Open bhilbert4 opened 6 years ago
Input will be a table containing (for example):
index reffile_type filename required_pipeline_steps
1 gain file_a_uncal.fits bpm,sat
2 readnoise file_b_rate.fits bpm,sat,superbias
3 readnoise file_a_uncal.fits bpm,sat,superbias
For each row in the table, we need to: 1) Search the given directory for all flavors of the file.

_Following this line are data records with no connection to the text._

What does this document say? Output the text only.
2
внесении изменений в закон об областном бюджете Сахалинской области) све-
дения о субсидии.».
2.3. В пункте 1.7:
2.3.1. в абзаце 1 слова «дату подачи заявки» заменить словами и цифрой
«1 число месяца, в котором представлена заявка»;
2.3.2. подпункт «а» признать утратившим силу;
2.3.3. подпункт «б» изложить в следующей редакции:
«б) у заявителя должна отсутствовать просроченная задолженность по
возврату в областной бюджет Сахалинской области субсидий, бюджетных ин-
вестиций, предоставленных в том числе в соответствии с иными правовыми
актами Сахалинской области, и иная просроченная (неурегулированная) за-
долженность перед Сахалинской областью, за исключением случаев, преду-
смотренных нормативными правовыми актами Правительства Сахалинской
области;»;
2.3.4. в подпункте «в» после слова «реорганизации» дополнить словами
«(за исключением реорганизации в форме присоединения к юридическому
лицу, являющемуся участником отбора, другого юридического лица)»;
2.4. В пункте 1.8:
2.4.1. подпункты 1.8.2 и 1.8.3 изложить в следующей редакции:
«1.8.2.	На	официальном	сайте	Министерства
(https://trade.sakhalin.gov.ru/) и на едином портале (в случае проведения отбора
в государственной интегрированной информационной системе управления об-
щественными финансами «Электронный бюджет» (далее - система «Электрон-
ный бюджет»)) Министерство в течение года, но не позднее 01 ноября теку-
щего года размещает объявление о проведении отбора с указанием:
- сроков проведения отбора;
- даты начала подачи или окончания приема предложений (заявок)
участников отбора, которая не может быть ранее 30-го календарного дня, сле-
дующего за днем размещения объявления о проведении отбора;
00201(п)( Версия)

For example, in the top row above, we need to find all versions of file_a, including uncal, rate, dq_init, etc. 2) For all found files, determine which pipeline steps have already been run and 3) Create a list of pipeline steps that still need to be run to bring the file up to the required state given in column 4. 4) Based on the lists from 3), choose the file closest to the desired end state 5) Create an output file name for the file after it will be run through the remaining required pipeline steps. Add this output name in a new column of the input table 6) Create an strun command to bring the file up to the desired state 7) Return the updated table and the list of strun commands
**Complicating factors: User may specify that found, partially processed files should be ignored and uncal files only should be used. User may specify reference files to override with in the strun commands Same filename may appear in multiple rows of the input table. In this case, we need to be smart enough to run the pipeline on this file only once and save the appropriate multiple outputs corresponding to the multiple rows in the input table.
Output table example:
index reffile_type filename required_pipeline_steps output_filename
1 gain file_a_uncal.fits bpm,sat file_a_sat.fits
2 readnoise file_b_sat.fits bpm,sat,superbias file_b_superbias.fits
3 readnoise file_a_uncal.fits bpm,sat,superbias file_a_superbias.fits
Output strun command examples:
strun calwebb_detector1.cfg file_a_uncal.fits --steps.dark.skip=True --steps.linearity.skip=True --steps.saturation.override_saturation='my_satfile.fits' --steps.saturation.output_file='file_a_sat.fits' --steps.superbias.output_file='file_a_superbias.fits'
strun calwebb_detector1.cfg file_b_sat.fits --steps.dark.skip=True --steps.linearity.skip=True --steps.superbias.output_file='file_b_superbias.fits'
When would be the best time to look for repeated input filenames? First thing after reading in the table? Or the last step before generating the strun names? Saving it for last might be easier from the standpoint of updating all rows in the input table.
Create the code that will take a list of file base names and required SSB calibration pipeline steps, and generate strun commands to convert the input base files to the proper data reduction state.